アリシア達が門に近づくと警備していた青銅騎士達は道を開けてアリシア達を砦の中に入れた。先頭のアリシアが砦の中に入ると大勢の青銅騎士、白銀騎士、黄金騎士も隊列を組んでアリシアの後をついて行くように砦の中へと入って行く。全員が砦の中に入るとアリシアは連れて来た青銅騎士達の方を向いて真剣な表情を浮かべた。

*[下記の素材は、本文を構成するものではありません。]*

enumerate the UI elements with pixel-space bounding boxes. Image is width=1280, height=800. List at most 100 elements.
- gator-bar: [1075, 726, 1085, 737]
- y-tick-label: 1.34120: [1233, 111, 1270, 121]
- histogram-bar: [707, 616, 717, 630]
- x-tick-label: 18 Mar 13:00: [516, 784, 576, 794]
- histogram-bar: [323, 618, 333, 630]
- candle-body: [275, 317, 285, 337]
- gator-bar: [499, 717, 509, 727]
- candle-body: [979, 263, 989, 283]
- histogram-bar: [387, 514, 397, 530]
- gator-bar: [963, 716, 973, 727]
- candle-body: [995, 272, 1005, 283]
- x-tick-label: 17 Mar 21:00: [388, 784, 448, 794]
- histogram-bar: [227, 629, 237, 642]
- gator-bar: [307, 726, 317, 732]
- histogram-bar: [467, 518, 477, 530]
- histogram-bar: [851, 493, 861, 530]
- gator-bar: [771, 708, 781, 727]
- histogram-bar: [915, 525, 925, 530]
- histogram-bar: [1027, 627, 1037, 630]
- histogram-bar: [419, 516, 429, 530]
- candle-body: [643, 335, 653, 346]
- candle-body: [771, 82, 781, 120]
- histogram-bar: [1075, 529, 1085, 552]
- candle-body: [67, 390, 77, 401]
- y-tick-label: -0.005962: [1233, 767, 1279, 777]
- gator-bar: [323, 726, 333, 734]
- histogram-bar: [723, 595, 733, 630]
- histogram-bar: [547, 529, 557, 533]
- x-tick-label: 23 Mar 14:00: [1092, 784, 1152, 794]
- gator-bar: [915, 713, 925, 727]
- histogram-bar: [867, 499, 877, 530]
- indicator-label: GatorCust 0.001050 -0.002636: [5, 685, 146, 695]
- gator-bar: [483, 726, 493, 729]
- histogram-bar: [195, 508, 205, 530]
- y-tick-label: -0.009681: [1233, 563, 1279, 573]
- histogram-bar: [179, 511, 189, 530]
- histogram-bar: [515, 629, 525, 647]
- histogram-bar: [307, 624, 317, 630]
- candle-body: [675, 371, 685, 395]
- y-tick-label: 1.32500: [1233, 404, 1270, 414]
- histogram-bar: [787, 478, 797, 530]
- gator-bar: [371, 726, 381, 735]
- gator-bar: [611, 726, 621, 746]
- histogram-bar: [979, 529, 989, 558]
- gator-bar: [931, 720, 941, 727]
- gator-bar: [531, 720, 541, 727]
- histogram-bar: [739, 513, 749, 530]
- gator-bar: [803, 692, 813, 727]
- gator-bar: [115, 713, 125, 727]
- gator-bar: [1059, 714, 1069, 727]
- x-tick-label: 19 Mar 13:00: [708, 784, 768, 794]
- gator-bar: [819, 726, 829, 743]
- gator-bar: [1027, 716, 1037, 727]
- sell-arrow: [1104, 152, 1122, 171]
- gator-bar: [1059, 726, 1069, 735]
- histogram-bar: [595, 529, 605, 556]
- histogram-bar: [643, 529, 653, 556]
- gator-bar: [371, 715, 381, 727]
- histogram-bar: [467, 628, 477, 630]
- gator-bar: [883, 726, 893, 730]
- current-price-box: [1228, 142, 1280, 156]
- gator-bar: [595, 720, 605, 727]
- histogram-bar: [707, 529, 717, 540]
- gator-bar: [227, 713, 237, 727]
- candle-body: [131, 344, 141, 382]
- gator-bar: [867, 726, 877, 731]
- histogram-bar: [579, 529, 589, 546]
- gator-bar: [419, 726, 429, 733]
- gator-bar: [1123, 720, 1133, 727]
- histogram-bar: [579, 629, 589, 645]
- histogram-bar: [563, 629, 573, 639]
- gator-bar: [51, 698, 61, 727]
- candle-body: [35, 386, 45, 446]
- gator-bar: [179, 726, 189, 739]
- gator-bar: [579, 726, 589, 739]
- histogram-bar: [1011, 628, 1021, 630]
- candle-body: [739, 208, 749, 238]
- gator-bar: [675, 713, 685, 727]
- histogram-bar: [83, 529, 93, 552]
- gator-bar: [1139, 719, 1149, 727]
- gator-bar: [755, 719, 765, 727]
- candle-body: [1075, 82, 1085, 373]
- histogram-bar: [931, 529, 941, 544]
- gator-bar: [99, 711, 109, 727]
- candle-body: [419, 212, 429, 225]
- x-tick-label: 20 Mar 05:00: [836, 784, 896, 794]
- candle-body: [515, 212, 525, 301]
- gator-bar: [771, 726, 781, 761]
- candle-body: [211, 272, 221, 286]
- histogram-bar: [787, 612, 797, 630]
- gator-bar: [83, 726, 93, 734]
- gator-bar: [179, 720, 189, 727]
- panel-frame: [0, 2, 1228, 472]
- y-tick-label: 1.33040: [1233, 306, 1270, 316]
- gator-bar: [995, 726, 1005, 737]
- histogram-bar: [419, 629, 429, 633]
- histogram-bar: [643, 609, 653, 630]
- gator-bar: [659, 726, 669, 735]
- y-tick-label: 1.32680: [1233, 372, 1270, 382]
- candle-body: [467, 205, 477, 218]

「いいか! これより私達はベトムシア砦の最奥部に向かって進軍する。ダーク陛下の先遣部隊によって敵は大勢倒されてはいるが、まだ敵が何処かに潜んでいる可能性もある。油断するな!」
叫ぶ様にアリシアは青銅騎士達に言う。青銅騎士達は誰一人返事をしないが、アリシアは青銅騎士達はちゃんと理解したと感じ、砦の奥へ進もうとする。すると、上空からノワールが急降下して来てアリシアの前に着地した。
「アリシアさん、ご苦労様です」
「ノワール、戦況はどうなっているんだ?」
「ハイ、この辺りにいる敵は粗方片づけました。ですが、まだ奥の方には大勢の帝国兵がいるみたいです。特に砦の中核らしき建物がある最奥部にはかなりの戦力がいるようです」
「そうか……ところでダークはどうした?」
アリシアはダークの姿が見えない事に気付き、ノワールにダークの居場所を尋ねる。
「マスターは先遣部隊の一部を此処に残して砦の奥へ進軍していきました。少し前にも千人近くの帝国軍と遭遇して戦っていました」
「千人の帝国軍と……それで、ダークはどうしたんだ?」
「勿論、勝ちました」
誇らしく語るノワールを見てアリシアは小さく笑う。レベル100で神に匹敵する力を持つダークが千人とは言え、レベル10代から20代の敵に負けるとは思っていなかった。
「それでダークは今何処にいるんだ?」
「恐らく砦の最奥部へ向かったと思います」
「一人で行ったのか?」
「いえ、それはないでしょう。きっと同行させた先遣部隊を連れて行った思います」
「そうか。だが、まだ砦の奥には大勢の敵がいるのだろう? ダークなら負ける事はあり得ないだろうが、念の為に私も騎士達を連れて最奥部へ向かう」
「分かりました、僕は残っている騎士達と共に制圧範囲を広げながら少しずつ進軍していきます」
「ああ、頼むぞ」
アリシアは門の確保と砦内の制圧をノワールに任せると自分が連れて来た三千人の内、二千人を連れてベトムシア砦の最奥部へ向かう。ノワールはアリシアが残した千人の部隊と門の近くに残っていた部隊と共に少しずつ砦の奥を目指しながら制圧範囲を広げていった。